We have been led to the conclusion that there is limited usefulness to the phrase that "religion is the opiate of the masses"; one could make a stronger case that the secularization thesis is the opiate of modern intellectuals who don't see things very clearly. Burke is thus a trojan horse for Marxism, boring from within to advance and purify religion.

Thursday, February 11, 2010

Introducing Paul Young

I gave the following brief remarks to introduce author Paul Young, author of The Shack, at the Brite Divinity School Minister's Week Conference on Feb. 11, 2010.

Good morning, and welcome to the 2010 Scott Lectures at Brite Divinity School.

Through a quirk of circumstances, I just happen to have known Paul Young before he became famous. Back in 1997-2000 I lived in Portland, Oregon. Paul was also living in that area, and we met each other as participants in a discussion group for Christians from different churches. Back then, my impression of Paul was that he was bright, articulate, and well educated in theology, but I had no clue that Paul would one day write a book that would sell millions of copies. I'm sure that most of you are aware of the subsequent story: Paul wrote the manuscript of a novel, intending to give a few copies to family and friends. He and a small group of friends created their own imprint for the book, and it quickly rose to #1 on the New York Times bestseller list.

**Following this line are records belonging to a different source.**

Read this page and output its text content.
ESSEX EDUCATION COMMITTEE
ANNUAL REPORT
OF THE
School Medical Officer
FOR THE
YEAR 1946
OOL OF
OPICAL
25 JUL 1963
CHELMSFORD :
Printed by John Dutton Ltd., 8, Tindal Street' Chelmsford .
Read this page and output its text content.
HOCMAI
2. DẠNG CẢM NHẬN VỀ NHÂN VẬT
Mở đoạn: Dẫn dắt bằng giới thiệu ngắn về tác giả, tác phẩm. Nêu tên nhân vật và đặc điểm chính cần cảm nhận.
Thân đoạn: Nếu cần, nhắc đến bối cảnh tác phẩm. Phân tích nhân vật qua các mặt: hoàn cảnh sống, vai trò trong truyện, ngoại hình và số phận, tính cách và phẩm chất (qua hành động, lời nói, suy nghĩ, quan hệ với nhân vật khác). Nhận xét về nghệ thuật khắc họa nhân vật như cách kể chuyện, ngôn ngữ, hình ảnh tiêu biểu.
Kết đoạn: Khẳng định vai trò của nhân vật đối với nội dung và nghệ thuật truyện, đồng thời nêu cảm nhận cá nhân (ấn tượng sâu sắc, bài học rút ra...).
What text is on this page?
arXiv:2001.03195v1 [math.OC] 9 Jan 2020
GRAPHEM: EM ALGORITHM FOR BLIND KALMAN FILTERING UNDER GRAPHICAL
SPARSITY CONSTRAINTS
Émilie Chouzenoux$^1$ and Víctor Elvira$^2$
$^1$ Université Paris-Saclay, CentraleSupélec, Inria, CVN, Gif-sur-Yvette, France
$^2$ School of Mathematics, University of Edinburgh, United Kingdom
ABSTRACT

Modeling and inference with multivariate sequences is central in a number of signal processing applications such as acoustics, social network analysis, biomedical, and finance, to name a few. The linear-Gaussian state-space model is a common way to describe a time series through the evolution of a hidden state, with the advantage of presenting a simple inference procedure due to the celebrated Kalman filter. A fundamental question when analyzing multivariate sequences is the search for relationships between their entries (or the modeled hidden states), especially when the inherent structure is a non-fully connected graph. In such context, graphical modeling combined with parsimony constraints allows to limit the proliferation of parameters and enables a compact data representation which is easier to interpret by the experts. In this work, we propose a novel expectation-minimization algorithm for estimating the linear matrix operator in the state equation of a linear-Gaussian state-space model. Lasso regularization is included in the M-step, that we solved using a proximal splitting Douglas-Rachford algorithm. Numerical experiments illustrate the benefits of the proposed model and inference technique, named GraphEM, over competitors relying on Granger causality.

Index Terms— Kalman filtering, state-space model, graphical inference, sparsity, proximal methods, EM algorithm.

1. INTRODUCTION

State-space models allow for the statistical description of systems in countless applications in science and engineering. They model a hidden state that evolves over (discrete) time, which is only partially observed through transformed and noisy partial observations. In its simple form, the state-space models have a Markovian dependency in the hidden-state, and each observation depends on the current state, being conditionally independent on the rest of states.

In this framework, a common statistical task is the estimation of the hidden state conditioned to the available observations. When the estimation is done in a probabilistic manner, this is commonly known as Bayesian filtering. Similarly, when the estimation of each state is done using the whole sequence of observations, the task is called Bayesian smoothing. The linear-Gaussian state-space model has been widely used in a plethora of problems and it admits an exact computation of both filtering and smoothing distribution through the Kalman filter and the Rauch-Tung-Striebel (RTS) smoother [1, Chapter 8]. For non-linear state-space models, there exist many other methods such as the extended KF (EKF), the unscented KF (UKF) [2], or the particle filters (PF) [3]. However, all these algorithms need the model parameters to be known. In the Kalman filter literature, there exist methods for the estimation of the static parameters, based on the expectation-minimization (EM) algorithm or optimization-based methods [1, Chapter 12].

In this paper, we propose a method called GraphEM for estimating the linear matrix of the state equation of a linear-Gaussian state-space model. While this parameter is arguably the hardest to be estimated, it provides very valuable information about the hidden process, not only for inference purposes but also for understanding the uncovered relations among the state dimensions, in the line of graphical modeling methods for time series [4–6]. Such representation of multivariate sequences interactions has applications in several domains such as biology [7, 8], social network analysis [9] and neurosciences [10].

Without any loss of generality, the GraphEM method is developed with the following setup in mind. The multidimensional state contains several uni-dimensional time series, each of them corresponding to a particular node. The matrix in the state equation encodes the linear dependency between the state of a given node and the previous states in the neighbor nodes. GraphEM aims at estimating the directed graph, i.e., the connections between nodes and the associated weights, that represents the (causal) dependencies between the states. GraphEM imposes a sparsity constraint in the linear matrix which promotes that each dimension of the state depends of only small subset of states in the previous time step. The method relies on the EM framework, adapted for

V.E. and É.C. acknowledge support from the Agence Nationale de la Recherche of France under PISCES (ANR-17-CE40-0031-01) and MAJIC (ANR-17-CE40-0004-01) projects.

The most vociferous objections to the book seem to be coming from certain conservative evangelicals who claim that it teaches dangerously heretical doctrines. Such critics could benefit from reading The Art of Rhetoric, in which Aristotle says that there are three main forms of persuasion: logos (the logical force of the argument), ethos (the authority and charisma of the author), and pathos (the emotional impact that the work has on its audience). Those who criticize the alleged theological errors in the book make the category mistake of treating it as if it were a doctrinal treatise, an example of logos, which it is not. The book is not an example of ethos either, in the sense that Paul Young was not a person who had name recognition as a charismatic leader prior to the book's publication. The book's success is purely a result of the impact it had on its readers; it is an eye-opening example of what Aristotle called pathos.

Many readers have resonated deeply with the book's message about God's love for wounded people, and we are all wounded in various ways. The book challenges pastors in particular to ask themselves whether our churches and our religiosity are turning people away from God, or opening up people's spirits to truly hear the Gospel. Even if we are not contributing to the problem, is it the case that our preaching and teaching lacks persuasive power because it does not reach people where they are? Is there a deep spiritual hunger in people, for which we have very little nourishment to offer? These are the types of questions that we should be asking.

So without further ado, I present to you the accidental author, Paul Young.